Robot vs. general data [Important]
- The is_robot flag distinguishes robot data (true) from general data (false).

Dataset Preparation

1. Data Collection

Collect your robot data, ensuring it includes:

Image data
Robot state information (state field)
Corresponding text instructions (prompt field)

2. Data Conversion

Convert your raw data to Dexdata format:

python

import json
import os

def convert_to_dexdata_format(episode_data, output_dir):
    """
    Convert raw data to Dexdata format
    
    Args:
        episode_data: List containing episode data
        output_dir: Output directory
    """
    os.makedirs(output_dir, exist_ok=True)
    
    for i, episode in enumerate(episode_data):
        episode_file = os.path.join(output_dir, f"episode{i+1}.jsonl")
        
        with open(episode_file, 'w', encoding='utf-8') as f:
            for frame in episode:
                # Convert each frame of data
                dexdata_frame = {
                    "images_1": {
                        "type": "image", 
                        "url": frame['image_path']
                    },
                    "state": frame['robot_state'],
                    "prompt": frame['instruction'],
                    "is_robot": True
                }
                
                # Write to jsonl file (one JSON object per line)
                f.write(json.dumps(dexdata_frame, ensure_ascii=False) + '\n')

Dataset Registration

Create Data Source File

Create your data source file in the dexbotic/data/data_source/ directory:

python

# dexbotic/data/data_source/my_custom_dataset.py

from dexbotic.data.data_source.register import register_dataset
import math

# Define your dataset
MY_CUSTOM_DATASET = {
    "my_robot_data": {
        "data_path_prefix": "", # Image path prefix
        "annotations": '/path/to/your/custom_dataset/',  # Dataset path
        "frequency": 1,  # Data sampling frequency
    },
}

# Define metadata
meta_data = {
    'non_delta_mask': [6],  # Non-delta dim index, e.g. gripper
    'periodic_mask': [3, 4, 5],  # Indices of periodic action dimensions (e.g., rotation), used for handling wrapping
    'periodic_range': 2 * math.pi  # periodic range
}

# Register dataset
register_dataset(MY_CUSTOM_DATASET, meta_data=meta_data, prefix='my_custom')

Experiment Configuration

Create Experiment File

Create your experiment file in the playground/ directory:

python

# playground/my_custom_experiment.py

from dataclasses import dataclass, field
from dexbotic.exp.cogact_exp import CogACTDataConfig, CogACTExp

@dataclass
class MyCustomDataConfig(CogACTDataConfig):
    """Data configuration"""
    dataset_name: str = field(default='my_custom_my_robot_data')  # Dataset name
    num_images: int = field(default=1)  # Number of images
    images_keys: list[str] = field(default_factory=lambda: ['images_1'])  # Image fields

@dataclass
class MyCustomExp(CogACTExp):
    """Main experiment class"""
    data_config: MyCustomDataConfig = field(default_factory=MyCustomDataConfig)
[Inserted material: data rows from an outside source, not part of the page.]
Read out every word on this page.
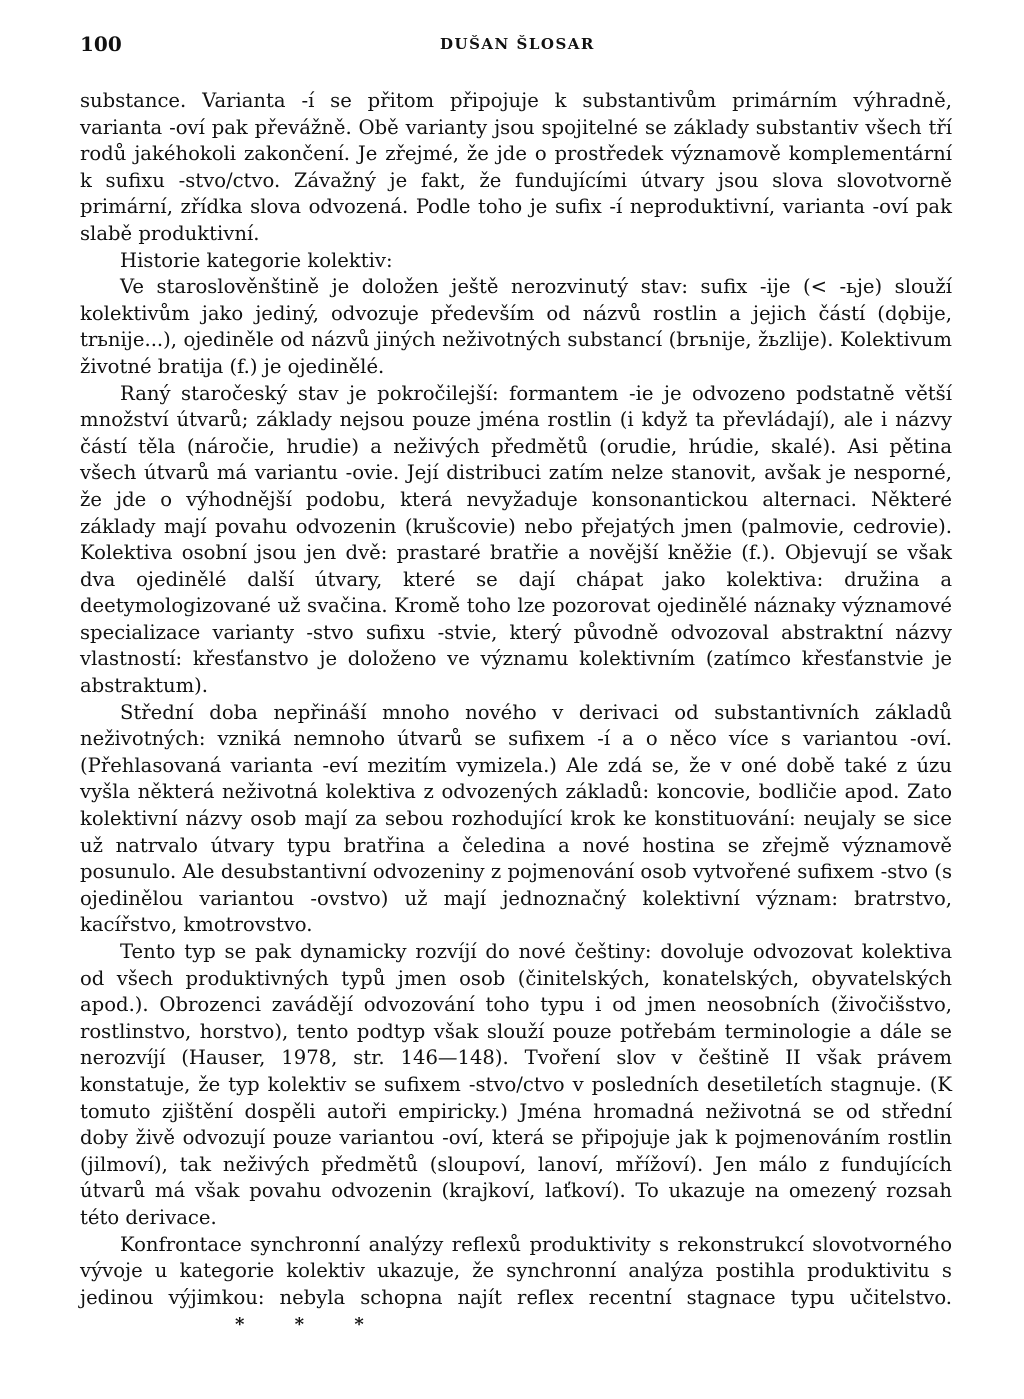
100	DUŠAN ŠLOSAR

substance. Varianta -í se přitom připojuje k substantivům primárním výhradně, varianta -oví pak převážně. Obě varianty jsou spojitelné se základy substantiv všech tří rodů jakéhokoli zakončení. Je zřejmé, že jde o prostředek významově komplementární k sufixu -stvo/ctvo. Závažný je fakt, že fundujícími útvary jsou slova slovotvorně primární, zřídka slova odvozená. Podle toho je sufix -í neproduktivní, varianta -oví pak slabě produktivní.

Historie kategorie kolektiv:

Ve staroslověnštině je doložen ještě nerozvinutý stav: sufix -ije (< -ьje) slouží kolektivům jako jediný, odvozuje především od názvů rostlin a jejich částí (dǫbije, trьnije...), ojediněle od názvů jiných neživotných substancí (brьnije, žьzlije). Kolektivum životné bratija (f.) je ojedinělé.

Raný staročeský stav je pokročilejší: formantem -ie je odvozeno podstatně větší množství útvarů; základy nejsou pouze jména rostlin (i když ta převládají), ale i názvy částí těla (náročie, hrudie) a neživých předmětů (orudie, hrúdie, skalé). Asi pětina všech útvarů má variantu -ovie. Její distribuci zatím nelze stanovit, avšak je nesporné, že jde o výhodnější podobu, která nevyžaduje konsonantickou alternaci. Některé základy mají povahu odvozenin (krušcovie) nebo přejatých jmen (palmovie, cedrovie). Kolektiva osobní jsou jen dvě: prastaré bratřie a novější kněžie (f.). Objevují se však dva ojedinělé další útvary, které se dají chápat jako kolektiva: družina a deetymologizované už svačina. Kromě toho lze pozorovat ojedinělé náznaky významové specializace varianty -stvo sufixu -stvie, který původně odvozoval abstraktní názvy vlastností: křesťanstvo je doloženo ve významu kolektivním (zatímco křesťanstvie je abstraktum).

Střední doba nepřináší mnoho nového v derivaci od substantivních základů neživotných: vzniká nemnoho útvarů se sufixem -í a o něco více s variantou -oví. (Přehlasovaná varianta -eví mezitím vymizela.) Ale zdá se, že v oné době také z úzu vyšla některá neživotná kolektiva z odvozených základů: koncovie, bodličie apod. Zato kolektivní názvy osob mají za sebou rozhodující krok ke konstituování: neujaly se sice už natrvalo útvary typu bratřina a čeledina a nové hostina se zřejmě významově posunulo. Ale desubstantivní odvozeniny z pojmenování osob vytvořené sufixem -stvo (s ojedinělou variantou -ovstvo) už mají jednoznačný kolektivní význam: bratrstvo, kacířstvo, kmotrovstvo.

Tento typ se pak dynamicky rozvíjí do nové češtiny: dovoluje odvozovat kolektiva od všech produktivných typů jmen osob (činitelských, konatelských, obyvatelských apod.). Obrozenci zavádějí odvozování toho typu i od jmen neosobních (živočišstvo, rostlinstvo, horstvo), tento podtyp však slouží pouze potřebám terminologie a dále se nerozvíjí (Hauser, 1978, str. 146—148). Tvoření slov v češtině II však právem konstatuje, že typ kolektiv se sufixem -stvo/ctvo v posledních desetiletích stagnuje. (K tomuto zjištění dospěli autoři empiricky.) Jména hromadná neživotná se od střední doby živě odvozují pouze variantou -oví, která se připojuje jak k pojmenováním rostlin (jilmoví), tak neživých předmětů (sloupoví, lanoví, mřížoví). Jen málo z fundujících útvarů má však povahu odvozenin (krajkoví, laťkoví). To ukazuje na omezený rozsah této derivace.

Konfrontace synchronní analýzy reflexů produktivity s rekonstrukcí slovotvorného vývoje u kategorie kolektiv ukazuje, že synchronní analýza postihla produktivitu s jedinou výjimkou: nebyla schopna najít reflex recentní stagnace typu učitelstvo.* * *
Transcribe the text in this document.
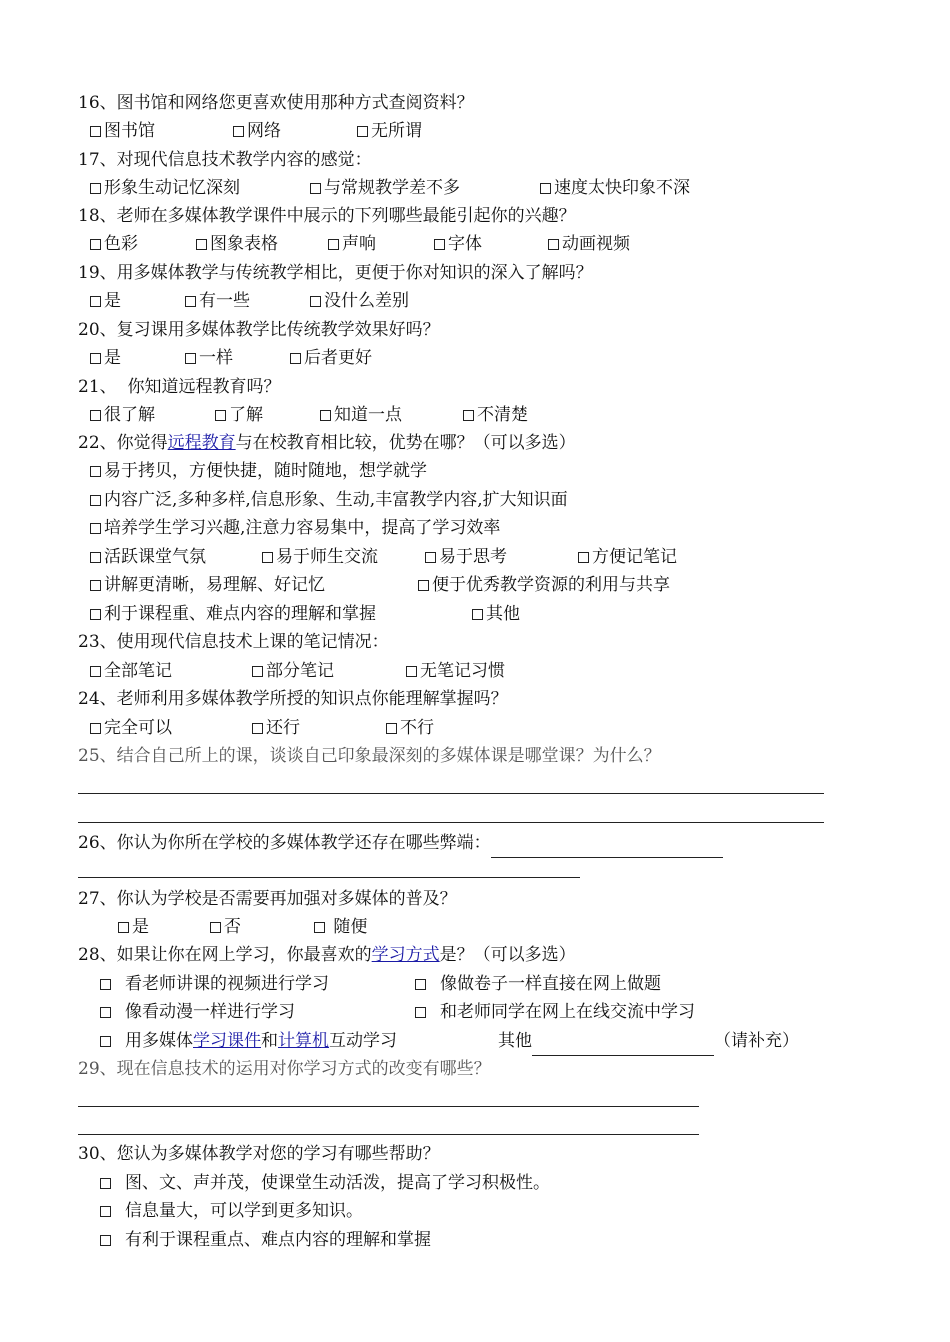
16、图书馆和网络您更喜欢使用那种方式查阅资料？
图书馆	网络	无所谓
17、对现代信息技术教学内容的感觉：
形象生动记忆深刻	与常规教学差不多	速度太快印象不深
18、老师在多媒体教学课件中展示的下列哪些最能引起你的兴趣？
色彩	图象表格	声响	字体	动画视频
19、用多媒体教学与传统教学相比，更便于你对知识的深入了解吗？
是	有一些	没什么差别
20、复习课用多媒体教学比传统教学效果好吗？
是	一样	后者更好
21、  你知道远程教育吗？
很了解	了解	知道一点	不清楚
22、你觉得远程教育与在校教育相比较，优势在哪？（可以多选）
易于拷贝，方便快捷，随时随地，想学就学
内容广泛,多种多样,信息形象、生动,丰富教学内容,扩大知识面
培养学生学习兴趣,注意力容易集中，提高了学习效率
活跃课堂气氛	易于师生交流	易于思考	方便记笔记
讲解更清晰，易理解、好记忆	便于优秀教学资源的利用与共享
利于课程重、难点内容的理解和掌握	其他
23、使用现代信息技术上课的笔记情况：
全部笔记	部分笔记	无笔记习惯
24、老师利用多媒体教学所授的知识点你能理解掌握吗？
完全可以	还行	不行
25、结合自己所上的课，谈谈自己印象最深刻的多媒体课是哪堂课？为什么？
26、你认为你所在学校的多媒体教学还存在哪些弊端：
27、你认为学校是否需要再加强对多媒体的普及？
是	否	随便
28、如果让你在网上学习，你最喜欢的学习方式是？（可以多选）
看老师讲课的视频进行学习	像做卷子一样直接在网上做题
像看动漫一样进行学习	和老师同学在网上在线交流中学习
用多媒体学习课件和计算机互动学习	其他	（请补充）
29、现在信息技术的运用对你学习方式的改变有哪些？
30、您认为多媒体教学对您的学习有哪些帮助？
图、文、声并茂，使课堂生动活泼，提高了学习积极性。
信息量大，可以学到更多知识。
有利于课程重点、难点内容的理解和掌握
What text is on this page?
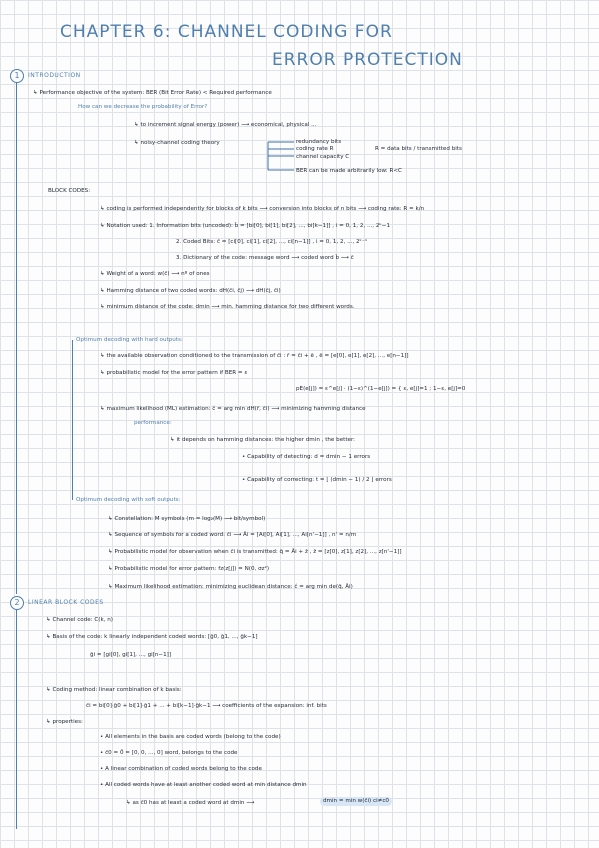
CHAPTER 6: CHANNEL CODING FOR
ERROR PROTECTION
1	INTRODUCTION
↳ Performance objective of the system: BER (Bit Error Rate) < Required performance
How can we decrease the probability of Error?
↳ to increment signal energy (power) ⟶ economical, physical ...
↳ noisy-channel coding theory	redundancy bits
coding rate R
channel capacity C
R = data bits / transmitted bits
BER can be made arbitrarily low: R<C
BLOCK CODES:
↳ coding is performed independently for blocks of k bits ⟶ conversion into blocks of n bits ⟶ coding rate: R = k/n
↳ Notation used: 1. Information bits (uncoded): b̄ = [bi[0], bi[1], bi[2], ..., bi[k−1]] , i = 0, 1, 2, ..., 2ᵏ−1
2. Coded Bits: c̄ = [ci[0], ci[1], ci[2], ..., ci[n−1]] , i = 0, 1, 2, ..., 2ᵏ⁻¹
3. Dictionary of the code: message word ⟶ coded word b̄ ⟶ c̄
↳ Weight of a word: w(c̄) ⟶ nº of ones
↳ Hamming distance of two coded words: dH(c̄i, c̄j) ⟶ dH(c̄j, c̄i)
↳ minimum distance of the code: dmin ⟶ min. hamming distance for two different words.
Optimum decoding with hard outputs:
↳ the available observation conditioned to the transmission of c̄i : r̄ = c̄i + ē , ē = [e[0], e[1], e[2], ..., e[n−1]]
↳ probabilistic model for the error pattern if BER = ε
pE(e[j]) = ε^e[j] · (1−ε)^(1−e[j]) = { ε, e[j]=1 ; 1−ε, e[j]=0
↳ maximum likelihood (ML) estimation: ĉ = arg min dH(r̄, c̄i) ⟶ minimizing hamming distance
performance:
↳ it depends on hamming distances: the higher dmin , the better:
• Capability of detecting: d = dmin − 1 errors
• Capability of correcting: t = ⌊ (dmin − 1) / 2 ⌋ errors
Optimum decoding with soft outputs:
↳ Constellation: M symbols (m = log₂(M) ⟶ bit/symbol)
↳ Sequence of symbols for a coded word: c̄i ⟶ Āi = [Ai[0], Ai[1], ..., Ai[n'−1]] , n' = n/m
↳ Probabilistic model for observation when c̄i is transmitted: q̄ = Āi + z̄ , z̄ = [z[0], z[1], z[2], ..., z[n'−1]]
↳ Probabilistic model for error pattern: fz(z[j]) = N(0, σz²)
↳ Maximum likelihood estimation: minimizing euclidean distance: ĉ = arg min de(q̄, Āi)
2	LINEAR BLOCK CODES
↳ Channel code: C(k, n)
↳ Basis of the code: k linearly independent coded words: [ḡ0, ḡ1, ..., ḡk−1]
ḡi = [gi[0], gi[1], ..., gi[n−1]]
↳ Coding method: linear combination of k basis:
c̄i = bi[0]·ḡ0 + bi[1]·ḡ1 + ... + bi[k−1]·ḡk−1 ⟶ coefficients of the expansion: inf. bits
↳ properties:
• All elements in the basis are coded words (belong to the code)
• c̄0 = 0̄ = [0, 0, ..., 0] word, belongs to the code
• A linear combination of coded words belong to the code
• All coded words have at least another coded word at min distance dmin
↳ as c̄0 has at least a coded word at dmin ⟶	dmin = min w(c̄i) ci≠c0
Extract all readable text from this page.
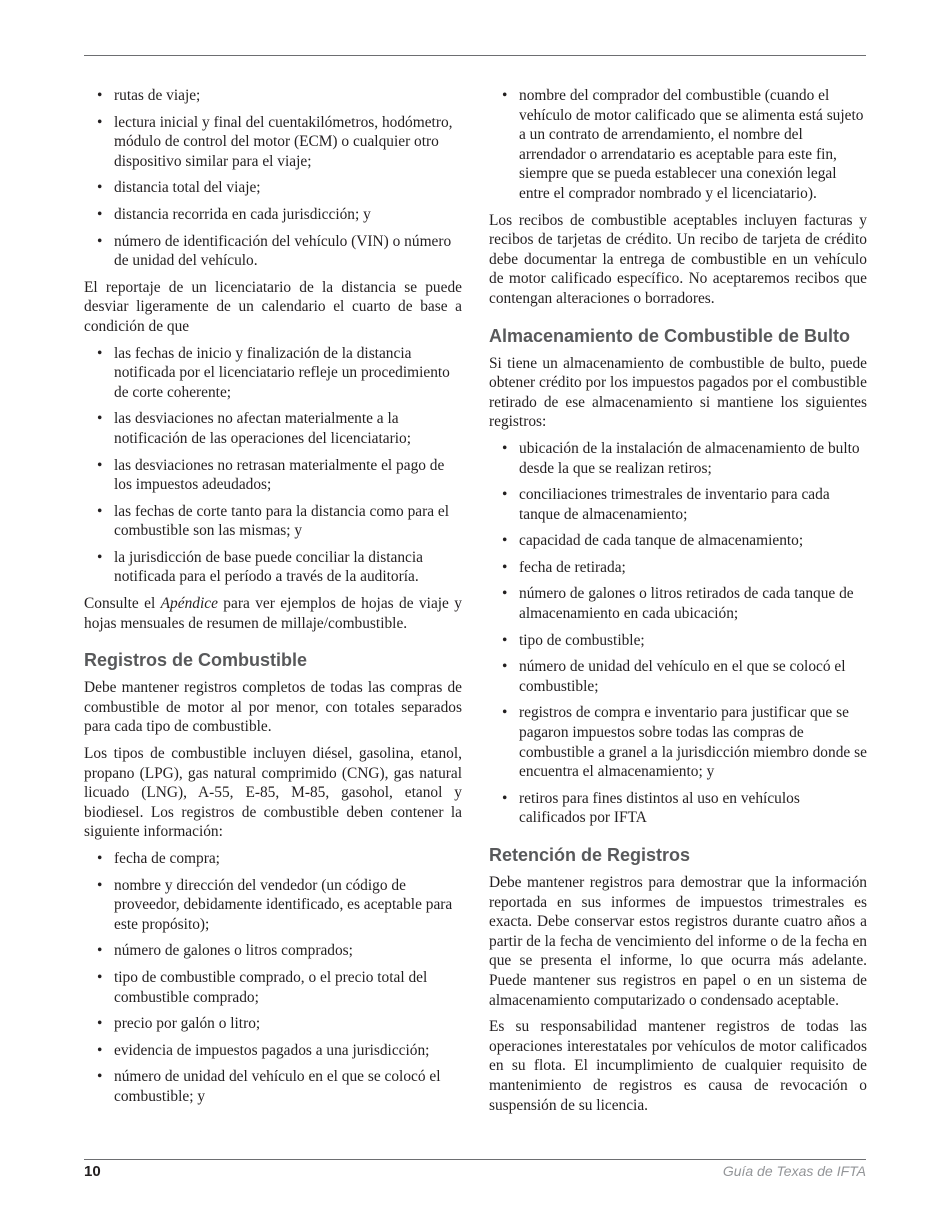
• rutas de viaje;
• lectura inicial y final del cuentakilómetros, hodómetro, módulo de control del motor (ECM) o cualquier otro dispositivo similar para el viaje;
• distancia total del viaje;
• distancia recorrida en cada jurisdicción; y
• número de identificación del vehículo (VIN) o número de unidad del vehículo.

El reportaje de un licenciatario de la distancia se puede desviar ligeramente de un calendario el cuarto de base a condición de que

• las fechas de inicio y finalización de la distancia notificada por el licenciatario refleje un procedimiento de corte coherente;
• las desviaciones no afectan materialmente a la notificación de las operaciones del licenciatario;
• las desviaciones no retrasan materialmente el pago de los impuestos adeudados;
• las fechas de corte tanto para la distancia como para el combustible son las mismas; y
• la jurisdicción de base puede conciliar la distancia notificada para el período a través de la auditoría.

Consulte el Apéndice para ver ejemplos de hojas de viaje y hojas mensuales de resumen de millaje/combustible.

Registros de Combustible

Debe mantener registros completos de todas las compras de combustible de motor al por menor, con totales separados para cada tipo de combustible.

Los tipos de combustible incluyen diésel, gasolina, etanol, propano (LPG), gas natural comprimido (CNG), gas natural licuado (LNG), A-55, E-85, M-85, gasohol, etanol y biodiesel. Los registros de combustible deben contener la siguiente información:

• fecha de compra;
• nombre y dirección del vendedor (un código de proveedor, debidamente identificado, es aceptable para este propósito);
• número de galones o litros comprados;
• tipo de combustible comprado, o el precio total del combustible comprado;
• precio por galón o litro;
• evidencia de impuestos pagados a una jurisdicción;
• número de unidad del vehículo en el que se colocó el combustible; y
• nombre del comprador del combustible (cuando el vehículo de motor calificado que se alimenta está sujeto a un contrato de arrendamiento, el nombre del arrendador o arrendatario es aceptable para este fin, siempre que se pueda establecer una conexión legal entre el comprador nombrado y el licenciatario).

Los recibos de combustible aceptables incluyen facturas y recibos de tarjetas de crédito. Un recibo de tarjeta de crédito debe documentar la entrega de combustible en un vehículo de motor calificado específico. No aceptaremos recibos que contengan alteraciones o borradores.

Almacenamiento de Combustible de Bulto

Si tiene un almacenamiento de combustible de bulto, puede obtener crédito por los impuestos pagados por el combustible retirado de ese almacenamiento si mantiene los siguientes registros:

• ubicación de la instalación de almacenamiento de bulto desde la que se realizan retiros;
• conciliaciones trimestrales de inventario para cada tanque de almacenamiento;
• capacidad de cada tanque de almacenamiento;
• fecha de retirada;
• número de galones o litros retirados de cada tanque de almacenamiento en cada ubicación;
• tipo de combustible;
• número de unidad del vehículo en el que se colocó el combustible;
• registros de compra e inventario para justificar que se pagaron impuestos sobre todas las compras de combustible a granel a la jurisdicción miembro donde se encuentra el almacenamiento; y
• retiros para fines distintos al uso en vehículos calificados por IFTA
Retención de Registros

Debe mantener registros para demostrar que la información reportada en sus informes de impuestos trimestrales es exacta. Debe conservar estos registros durante cuatro años a partir de la fecha de vencimiento del informe o de la fecha en que se presenta el informe, lo que ocurra más adelante. Puede mantener sus registros en papel o en un sistema de almacenamiento computarizado o condensado aceptable.

Es su responsabilidad mantener registros de todas las operaciones interestatales por vehículos de motor calificados en su flota. El incumplimiento de cualquier requisito de mantenimiento de registros es causa de revocación o suspensión de su licencia.

10	Guía de Texas de IFTA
if __name__ == "__main__":
    exp = MyCustomExp()
    exp.train()  # Training

Training and Inference

1. Start Training

bash

# Use torchrun for distributed training
torchrun playground/my_custom_experiment.py

2. Monitor Training Process

During training, the system will:

Automatically compute action normalization parameters and save to norm_assets/ directory
Periodically save model checkpoints to output_dir
Use Weights & Biases to record training metrics (if wandb is configured)

3. Inference Service

After training is complete, start the inference service:

python

# Modify experiment file, configure trained model path
from dexbotic.exp.cogact_exp import InferenceConfig

@dataclass
class MyCustomInferenceConfig(InferenceConfig):
    """Inference configuration"""
    model_name_or_path: str = field(default='/path/to/trained/model')  # Trained model path
    port: int = field(default=7891)  # Inference service port

@dataclass
class MyCustomExp(CogACTExp):
    """Main experiment class"""
    data_config: MyCustomDataConfig = field(default_factory=MyCustomDataConfig)
    inference_config: MyCustomInferenceConfig = field(default_factory=MyCustomInferenceConfig)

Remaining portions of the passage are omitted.